The job of the workshop engineer is to adapt and customise a vehicle for a company’s specific requirements.
This includes branding and safety adjustments.
Hitachi Capital Commercial Vehicle Services workshop engineers develop these vehicles to customer specification.
Its team has worked on Jet-Vac vehicles for Dyno Rod, refrigerated trucks for NHS Blood and Transplant and vans for British Gas. Modifications to vehicles must also take into account payload compliance.
Andrew Adlam, workshop supervisor, started his career at Hitachi in 1999 and believes effective time management and a network of engineers around the country is key to helping its success.
Once a vehicle is procured, if a company requires a specialised vehicle to fit a role, it is able to liase with the on-site workshop in Trowbridge to develop the cars and vans to specification to fit requirements.
The team consists of Adlam, two engineers and a valeter.
Day-to-day running of the workshop usually involves one engineer staying on site and the other out on call to carry out repairs.
It is important for the engineers to be able to work around their customers needs.
Repairs and servicing can be carried out on site or at the clients’ offices enabling them to offer better flexibility.

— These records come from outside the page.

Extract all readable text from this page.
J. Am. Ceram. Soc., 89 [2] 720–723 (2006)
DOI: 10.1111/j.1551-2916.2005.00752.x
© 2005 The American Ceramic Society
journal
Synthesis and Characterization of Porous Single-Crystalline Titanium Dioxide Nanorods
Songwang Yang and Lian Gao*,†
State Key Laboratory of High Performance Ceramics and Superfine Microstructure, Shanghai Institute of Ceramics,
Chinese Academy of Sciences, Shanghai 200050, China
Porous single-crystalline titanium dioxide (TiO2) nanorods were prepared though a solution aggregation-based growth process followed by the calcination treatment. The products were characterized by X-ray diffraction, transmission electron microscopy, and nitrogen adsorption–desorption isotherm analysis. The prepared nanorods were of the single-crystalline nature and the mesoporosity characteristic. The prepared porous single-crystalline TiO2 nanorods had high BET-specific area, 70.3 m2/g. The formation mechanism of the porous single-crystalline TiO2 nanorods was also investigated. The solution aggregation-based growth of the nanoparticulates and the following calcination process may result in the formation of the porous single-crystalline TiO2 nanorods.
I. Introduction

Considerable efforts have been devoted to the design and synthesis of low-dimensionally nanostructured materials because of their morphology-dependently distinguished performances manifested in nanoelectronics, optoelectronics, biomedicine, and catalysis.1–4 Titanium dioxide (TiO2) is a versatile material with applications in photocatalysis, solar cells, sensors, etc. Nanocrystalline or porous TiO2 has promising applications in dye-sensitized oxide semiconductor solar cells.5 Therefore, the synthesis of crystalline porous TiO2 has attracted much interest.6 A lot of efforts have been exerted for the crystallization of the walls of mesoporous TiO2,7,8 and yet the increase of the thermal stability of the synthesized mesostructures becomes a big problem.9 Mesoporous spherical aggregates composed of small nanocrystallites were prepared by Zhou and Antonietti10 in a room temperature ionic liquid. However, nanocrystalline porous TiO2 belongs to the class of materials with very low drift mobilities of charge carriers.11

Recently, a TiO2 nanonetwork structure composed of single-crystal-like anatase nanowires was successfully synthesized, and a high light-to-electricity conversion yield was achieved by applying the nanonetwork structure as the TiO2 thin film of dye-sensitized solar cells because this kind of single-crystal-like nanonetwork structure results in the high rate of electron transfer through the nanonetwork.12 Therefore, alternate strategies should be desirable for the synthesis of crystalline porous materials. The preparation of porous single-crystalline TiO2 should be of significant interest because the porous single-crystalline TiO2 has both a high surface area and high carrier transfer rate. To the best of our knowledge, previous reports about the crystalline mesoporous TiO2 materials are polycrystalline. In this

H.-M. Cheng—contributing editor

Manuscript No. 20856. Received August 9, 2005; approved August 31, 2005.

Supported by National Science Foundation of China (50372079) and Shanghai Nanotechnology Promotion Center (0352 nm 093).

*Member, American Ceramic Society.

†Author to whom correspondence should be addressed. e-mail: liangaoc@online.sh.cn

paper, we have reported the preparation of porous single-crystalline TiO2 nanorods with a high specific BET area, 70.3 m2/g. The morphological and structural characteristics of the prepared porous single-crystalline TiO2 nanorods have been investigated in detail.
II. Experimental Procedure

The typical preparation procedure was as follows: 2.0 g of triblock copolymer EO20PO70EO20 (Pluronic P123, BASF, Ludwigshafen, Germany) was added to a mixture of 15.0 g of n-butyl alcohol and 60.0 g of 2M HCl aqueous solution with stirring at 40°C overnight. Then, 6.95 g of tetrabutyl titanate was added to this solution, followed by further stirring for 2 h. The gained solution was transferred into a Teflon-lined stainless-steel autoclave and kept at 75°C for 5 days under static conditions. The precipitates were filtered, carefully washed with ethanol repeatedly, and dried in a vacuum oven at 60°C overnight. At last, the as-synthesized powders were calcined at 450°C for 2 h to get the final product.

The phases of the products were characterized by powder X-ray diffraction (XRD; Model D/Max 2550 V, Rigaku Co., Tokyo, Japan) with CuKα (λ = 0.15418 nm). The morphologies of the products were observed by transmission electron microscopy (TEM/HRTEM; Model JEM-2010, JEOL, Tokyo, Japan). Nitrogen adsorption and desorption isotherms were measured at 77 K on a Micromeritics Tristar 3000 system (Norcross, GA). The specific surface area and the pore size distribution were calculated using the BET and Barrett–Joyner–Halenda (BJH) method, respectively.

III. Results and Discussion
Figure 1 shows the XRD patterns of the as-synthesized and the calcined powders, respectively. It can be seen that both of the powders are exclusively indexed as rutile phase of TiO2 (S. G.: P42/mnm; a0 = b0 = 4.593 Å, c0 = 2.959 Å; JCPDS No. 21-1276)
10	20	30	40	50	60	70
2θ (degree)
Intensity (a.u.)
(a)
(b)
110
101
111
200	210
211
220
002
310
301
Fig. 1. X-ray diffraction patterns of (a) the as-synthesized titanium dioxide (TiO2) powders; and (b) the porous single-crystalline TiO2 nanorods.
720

Last year, the engineers were given a target to put 100 new vehicles on the road. They achieved 103.
It is Adlam’s responsibility to ensure all stock is available to modify the vehicles and to source new technology that could help fleets improve efficiency.
Customers regularly visit the workshop to approve the modifications to make sure they are suitable for their drivers and to discuss branding and vehicle wrapping.
“Our objective is to save the company money. We are always looking at new technology to improve on CO2 emissions and produce savings that we can pass on to the customer,” said Adlam.
The engineers set individual service level agreements with customers and in some cases will outsource repair work to make sure these are met.
With new vehicles coming to market, it is important for the engineers to be in touch when dimensions change.
“On a bulk order, the team uses one of the cars or vans as a template to plan out how to modify and fit the vehicles so it makes the process more efficient.
“We need to be very efficient in the way that we work so the vehicles can be delivered to the customer on time. We try to do everything to keep costs down for the customer because we know how important it is,” said Adlam.
In some instances, technology manuals can be sent to the customers or help given over the phone.
The team relies heavily on a network of engineers around the country to enable them to reach all of their customers and the vehicles.
Some customers have very specific needs, while keeping them mobile and reducing downtime is crucial.
Customer service is very important to the team and a satisfied client is key to making the business a success.
Adlam believes everyone should be passionate about what they do and strive to deliver the best service possible.
“I like to produce the vehicles. It is nice to see the customers satisfied. The staff feel really passionate about helping the customer and really enjoy fitting the vehicles,” said Adlam.
When the vehicles have finished their term, they are brought back to the site and independently assessed, valeted and cleared of all branding before being sent to auction.
If they have a very high mileage, they will be remarketed immediately.
Jon Lawes, divisional managing director at Hitachi Capital Commercial Vehicle Services, said: “The dedicated commercial vehicle site in Trowbridge owes its success to the workshop engineers and this facility sets us apart as a one-stop-shop for our customers’ commercial vehicle needs.
“Hitachi Capital Commercial Vehicle Services is looking to re-locate within the area to a custom-built office, again with a workshop, so we hope that its success will increase and that our customers continue to benefit from our specialist expertise”.